The FDA has issued two final guidances and two draft guidances, all designed to articulate the agency’s approach to developing and overseeing novel cellular therapies and other regenerative medicine products.
The agency said its suite of four guidance documents constituted a risk-based and science-based policy framework approach designed to support innovative product development while clarifying the FDA’s authority, its enforcement priorities against products deemed to raise potential significant safety concerns.
The two final guidances are designed to clarify the FDA’s interpretation of the risk-based criteria manufacturers must use to determine whether a product is subject to the FDA’s premarket review.
The first guidance is intended to spell out more clearly when cell- and tissue-based products are excepted from the established regulations if they are removed from and implanted into the same individual within the same surgical procedure and remain in their original form. The guidance is a final version of a draft issued under the same title—“Same Surgical Procedure Exception under 21 CFR 1271.15(b): Questions and Answers Regarding the Scope of the Exception”—in October 2014.
The second final guidance is designed to explain to stakeholders—defined as “human cells, tissues, and cellular and tissue-based product (HCT/P) manufacturers, healthcare providers, and FDA staff”— how existing regulatory criteria apply to their products by clarifying the agency’s interpretations of two existing regulatory definitions, “minimal manipulation” and “homologous use.”
The guidance is a final version of a draft issued in December 2014 under the same title, “Regulatory Considerations for Human Cells, Tissues, and Cellular and Tissue-Based Products: Minimal Manipulation and Homologous Use.”
The FDA has also issued two draft guidances. “Evaluation of Devices Used with Regenerative Medicine Advanced Therapies” is meant to address how the FDA plans to simplify and streamline its application of the regulatory requirements for devices used in the recovery, isolation, and delivery of regenerative medicine advanced therapies (RMATs), a designation created by the 21st Century Cures Act and which includes combination products. According to the draft guidance, devices intended for use with a specific RMAT may, together with the RMAT, be considered a combination product.
The second draft guidance, “Expedited Programs for Regenerative Medicine Therapies for Serious Conditions,” details the expedited programs that may be available to sponsors of regenerative medicine therapies, including the RMAT designation, Priority Review, and Accelerated Approval. The draft guidance describes the regenerative medicine therapies that may be eligible for RMAT designation. They include cell therapies, therapeutic tissue engineering products, human cell and tissue products, and combination products using any such therapies or products, as well as gene therapies that lead to a durable modification of cells or tissues, including genetically modified cells.

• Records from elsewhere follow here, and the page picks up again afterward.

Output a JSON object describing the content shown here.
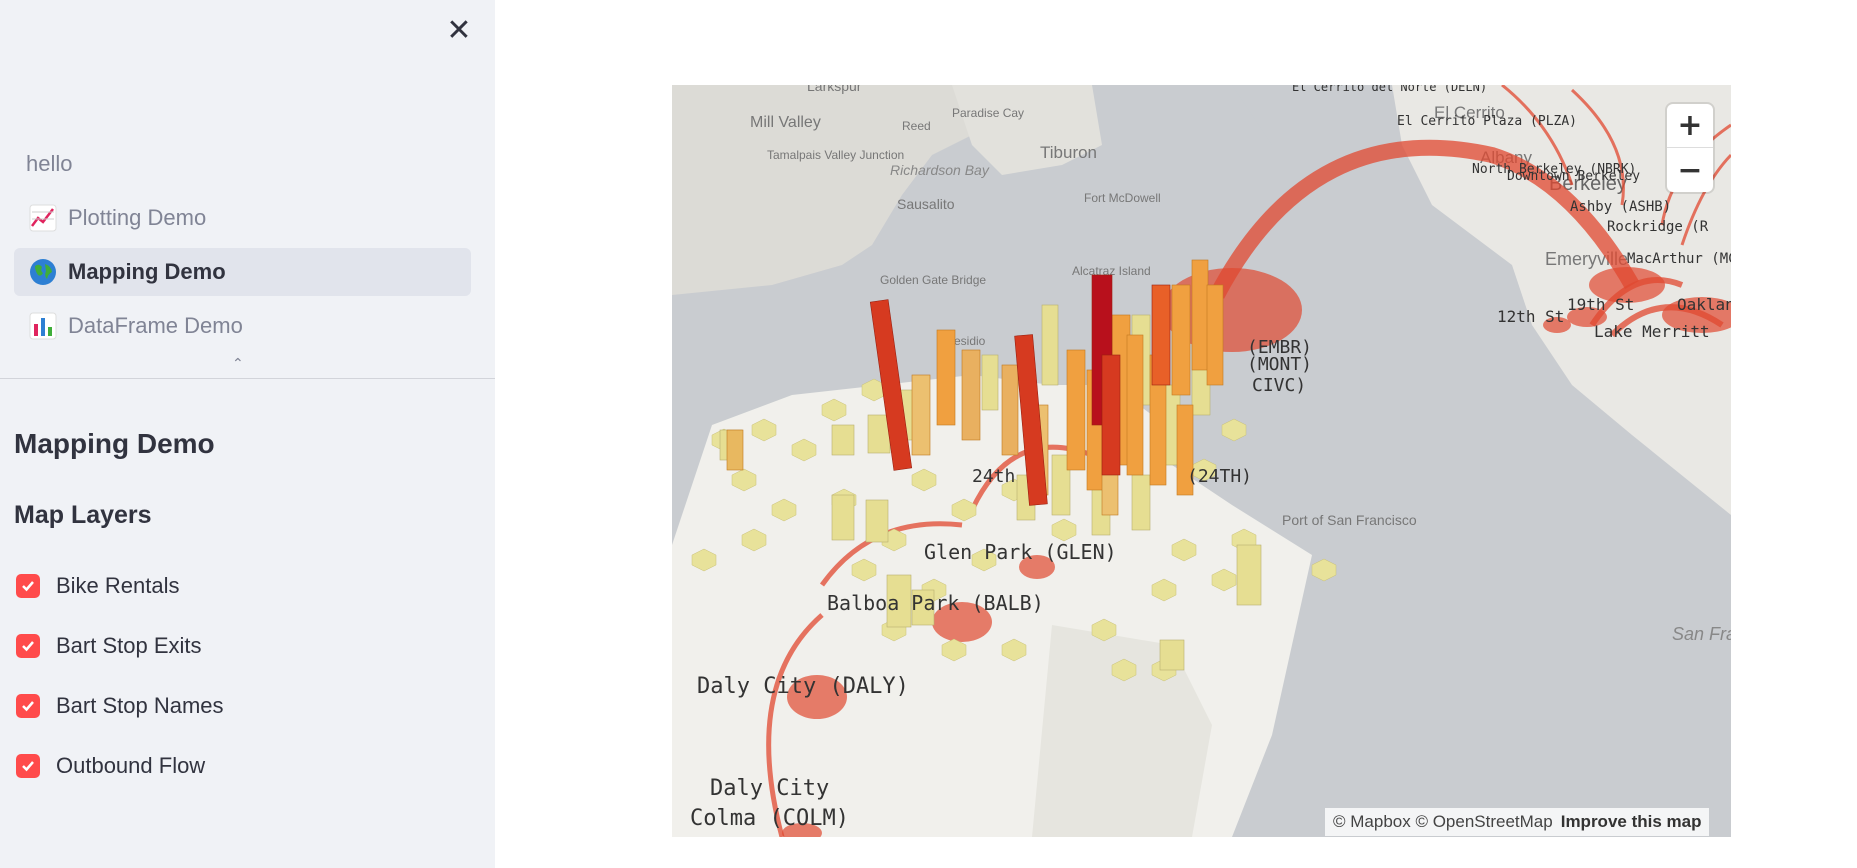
{
  "sidebar": {
    "close_icon": "close-icon",
    "nav": [
      {
        "label": "hello",
        "icon": ""
      },
      {
        "label": "Plotting Demo",
        "icon": "chart-line-icon"
      },
      {
        "label": "Mapping Demo",
        "icon": "globe-icon",
        "active": true
      },
      {
        "label": "DataFrame Demo",
        "icon": "bar-chart-icon"
      }
    ],
    "collapse_icon": "chevron-up-icon",
    "page_title": "Mapping Demo",
    "layers_title": "Map Layers",
    "layers": [
      {
        "label": "Bike Rentals",
        "checked": true
      },
      {
        "label": "Bart Stop Exits",
        "checked": true
      },
      {
        "label": "Bart Stop Names",
        "checked": true
      },
      {
        "label": "Outbound Flow",
        "checked": true
      }
    ]
  },
  "map": {
    "zoom_in": "+",
    "zoom_out": "−",
    "attribution": "© Mapbox © OpenStreetMap",
    "improve": "Improve this map",
    "place_labels": [
      "Larkspur",
      "Mill Valley",
      "Reed",
      "Paradise Cay",
      "Tiburon",
      "Tamalpais Valley Junction",
      "Richardson Bay",
      "Sausalito",
      "Fort McDowell",
      "Alcatraz Island",
      "Golden Gate Bridge",
      "Presidio",
      "El Cerrito",
      "Albany",
      "Berkeley",
      "Emeryville",
      "Port of San Francisco",
      "San Francisco Bay",
      "Daly City"
    ],
    "stop_labels": [
      "(EMBR)",
      "(MONT)",
      "CIVC)",
      "(24TH)",
      "24th",
      "Glen Park (GLEN)",
      "Balboa Park (BALB)",
      "Daly City (DALY)",
      "Colma (COLM)",
      "El Cerrito del Norte (DELN)",
      "El Cerrito Plaza (PLZA)",
      "North Berkeley (NBRK)",
      "Downtown Berkeley",
      "Ashby (ASHB)",
      "Rockridge (R",
      "MacArthur (MCAR",
      "19th St",
      "12th St",
      "Lake Merritt",
      "Oakland"
    ],
    "colors": {
      "water": "#c9ccd0",
      "land": "#f1f0ec",
      "hex_low": "#e8e29a",
      "hex_mid": "#f0a040",
      "hex_high": "#c8141c",
      "flow": "#e04830"
    }
  }
}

Support, and a Caveat, from ISCT
“This field is dynamic and complex. As such, it has presented unique challenges to researchers, healthcare providers, and the FDA as we seek to provide a clear pathway for those developing new therapies in this promising field, while making sure that the FDA meets its obligation to ensure the safety and efficacy of the medical products that patients rely upon,” FDA Commissioner Scott Gottlieb, M.D., said in a statement.
The FDA’s framework has won support from the International Society for Cellular Therapy (ISCT), a global professional society of clinicians, researchers, regulatory specialists, technologists, and industry partners in the cell therapy sector—with a caveat.

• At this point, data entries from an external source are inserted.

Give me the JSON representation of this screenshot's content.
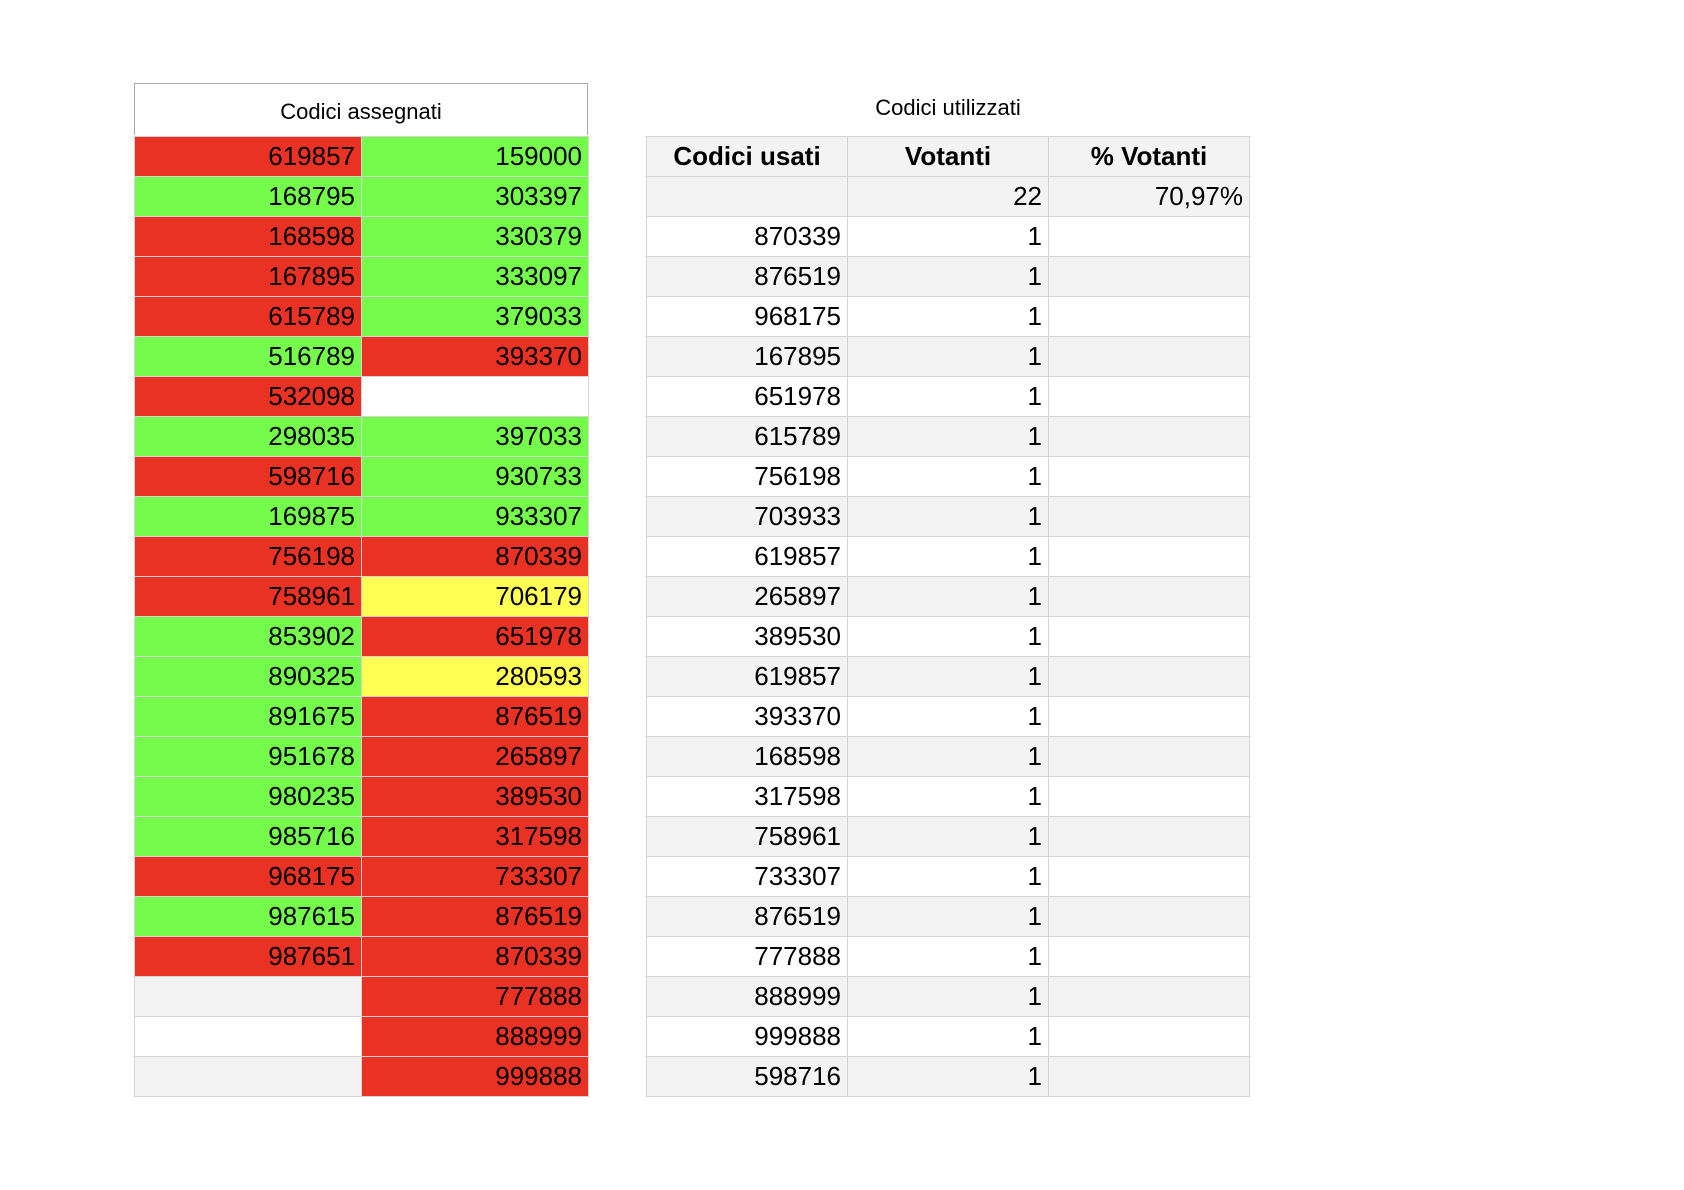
{
  "assigned": {
    "title": "Codici assegnati",
    "colors": {
      "red": "#e93223",
      "green": "#75fb4c",
      "yellow": "#fffe54",
      "white": "#ffffff",
      "grey": "#f3f3f3"
    },
    "rows": [
      [
        {
          "value": "619857",
          "color": "red"
        },
        {
          "value": "159000",
          "color": "green"
        }
      ],
      [
        {
          "value": "168795",
          "color": "green"
        },
        {
          "value": "303397",
          "color": "green"
        }
      ],
      [
        {
          "value": "168598",
          "color": "red"
        },
        {
          "value": "330379",
          "color": "green"
        }
      ],
      [
        {
          "value": "167895",
          "color": "red"
        },
        {
          "value": "333097",
          "color": "green"
        }
      ],
      [
        {
          "value": "615789",
          "color": "red"
        },
        {
          "value": "379033",
          "color": "green"
        }
      ],
      [
        {
          "value": "516789",
          "color": "green"
        },
        {
          "value": "393370",
          "color": "red"
        }
      ],
      [
        {
          "value": "532098",
          "color": "red"
        },
        {
          "value": "",
          "color": "white"
        }
      ],
      [
        {
          "value": "298035",
          "color": "green"
        },
        {
          "value": "397033",
          "color": "green"
        }
      ],
      [
        {
          "value": "598716",
          "color": "red"
        },
        {
          "value": "930733",
          "color": "green"
        }
      ],
      [
        {
          "value": "169875",
          "color": "green"
        },
        {
          "value": "933307",
          "color": "green"
        }
      ],
      [
        {
          "value": "756198",
          "color": "red"
        },
        {
          "value": "870339",
          "color": "red"
        }
      ],
      [
        {
          "value": "758961",
          "color": "red"
        },
        {
          "value": "706179",
          "color": "yellow"
        }
      ],
      [
        {
          "value": "853902",
          "color": "green"
        },
        {
          "value": "651978",
          "color": "red"
        }
      ],
      [
        {
          "value": "890325",
          "color": "green"
        },
        {
          "value": "280593",
          "color": "yellow"
        }
      ],
      [
        {
          "value": "891675",
          "color": "green"
        },
        {
          "value": "876519",
          "color": "red"
        }
      ],
      [
        {
          "value": "951678",
          "color": "green"
        },
        {
          "value": "265897",
          "color": "red"
        }
      ],
      [
        {
          "value": "980235",
          "color": "green"
        },
        {
          "value": "389530",
          "color": "red"
        }
      ],
      [
        {
          "value": "985716",
          "color": "green"
        },
        {
          "value": "317598",
          "color": "red"
        }
      ],
      [
        {
          "value": "968175",
          "color": "red"
        },
        {
          "value": "733307",
          "color": "red"
        }
      ],
      [
        {
          "value": "987615",
          "color": "green"
        },
        {
          "value": "876519",
          "color": "red"
        }
      ],
      [
        {
          "value": "987651",
          "color": "red"
        },
        {
          "value": "870339",
          "color": "red"
        }
      ],
      [
        {
          "value": "",
          "color": "grey"
        },
        {
          "value": "777888",
          "color": "red"
        }
      ],
      [
        {
          "value": "",
          "color": "white"
        },
        {
          "value": "888999",
          "color": "red"
        }
      ],
      [
        {
          "value": "",
          "color": "grey"
        },
        {
          "value": "999888",
          "color": "red"
        }
      ]
    ]
  },
  "used": {
    "title": "Codici utilizzati",
    "headers": [
      "Codici usati",
      "Votanti",
      "% Votanti"
    ],
    "summary": [
      "",
      "22",
      "70,97%"
    ],
    "rows": [
      [
        "870339",
        "1",
        ""
      ],
      [
        "876519",
        "1",
        ""
      ],
      [
        "968175",
        "1",
        ""
      ],
      [
        "167895",
        "1",
        ""
      ],
      [
        "651978",
        "1",
        ""
      ],
      [
        "615789",
        "1",
        ""
      ],
      [
        "756198",
        "1",
        ""
      ],
      [
        "703933",
        "1",
        ""
      ],
      [
        "619857",
        "1",
        ""
      ],
      [
        "265897",
        "1",
        ""
      ],
      [
        "389530",
        "1",
        ""
      ],
      [
        "619857",
        "1",
        ""
      ],
      [
        "393370",
        "1",
        ""
      ],
      [
        "168598",
        "1",
        ""
      ],
      [
        "317598",
        "1",
        ""
      ],
      [
        "758961",
        "1",
        ""
      ],
      [
        "733307",
        "1",
        ""
      ],
      [
        "876519",
        "1",
        ""
      ],
      [
        "777888",
        "1",
        ""
      ],
      [
        "888999",
        "1",
        ""
      ],
      [
        "999888",
        "1",
        ""
      ],
      [
        "598716",
        "1",
        ""
      ]
    ]
  }
}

“ISCT welcomes the efforts of the FDA to provide additional regulatory clarification for all those operating in the cell therapy field. However, it is essential that the FDA is now cautious and measured in its introduction and application of the framework,” ISCT president Catherine Bollard, M.D., said in a statement issued today by the Society.
“The FDA needs to balance bringing those operating outside the regulatory pathways to compliance, taking action against those that remain outside the licensing and regulatory frameworks, and continuing to foster the ongoing innovation and considerable potential for the majority of the sector operating within the regulatory frameworks.”
Bollard cautioned that “an overzealous regulatory application could increase development and manufacturing bureaucracy and costs and time to market, and delay the validation of products and facilities.
“Ultimately, though, it is patients that are the customers of cell and gene therapies. They have a fundamental right to expect a scientific and clinical rationale for a proposed treatment or therapy they might receive,” Bollard added.